Affecting your business
Sometimes Date’s demon influences your customers to change their preferences, to change how they use your system. You may have subtly designed your system under the assumption that action A happens more often than action B. Slowly but surely you may find out that the actual customers prefer action B. Thus, part of your system that handles action A becomes slightly over-optimized, while the other part is somewhat under-optimized. You wish it was the other way around. When you have an opportunity for refactoring, you may move the point of balance to a better position. Now you can easily imagine what happens next (Date’s demon attacks from another side).
Organizational scalability
Many database design decisions are driven by the need to remove organizational bottlenecks.
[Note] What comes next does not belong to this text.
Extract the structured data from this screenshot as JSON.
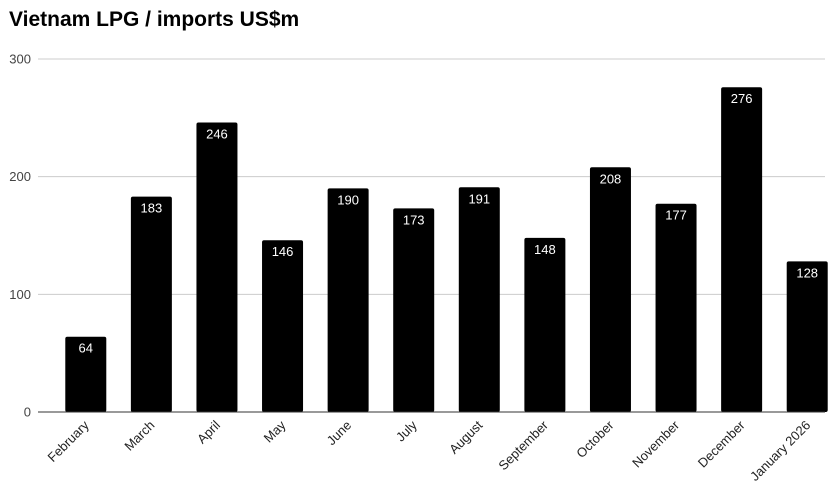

You want separate teams to not be blocked by some other team when they want to evolve the database schema. One example of such an approach is all sorts of “schemaless” designs, such as JSON columns and EAV (Entity-Attribute-Value). One reason for choosing this is that the usual ways to change the database schema may be prohibitively expensive. As years go by, you may find that, for example, this flexibility is not really used. It may have been useful during the initial development phase. But now, when that part of the system has been stabilized, it turns out that the number of data elements is not even as big as was expected.
Also, as part of Date’s demon activities, you may find out that people have invented practical ways to do the normal schema migrations (what is known as online schema change). Or some of the equations change and you find out that you can now directly use anchor modeling on a physical level? So, maybe nowadays you would solve the organizational bottlenecks in a different way.
Logical design is immune to Date’s demon
Note that it’s not possible to avoid the effects of Date’s demon on the physical level. Logical design, however, is immune to it. Logical design only needs to follow the actual changes in the business domain: new pieces of data that you need to store, new relationships, new entities.
You can write down the logical design, for example using the Minimal Modeling approach, and keep updating it as your business changes. Game of Tables would still be happening at the physical level, but it’ll be less noisy because the logical design has been pinned down.
Conclusion
The most important advice that I have in mind is that maybe you should not sweat over the physical design so much anyway. Make sure that logical design correctly corresponds to the business reality. Choose the database and the table design strategy that you like, and implement it. (In the end, if you really need to speed up some query, you can always create a secondary representation that is designed for that specific area.)
No matter what you did at the physical level, there is a strong chance that you will be slightly embarrassed about this design five years later. That’s fine, it’s Date’s demon as usual.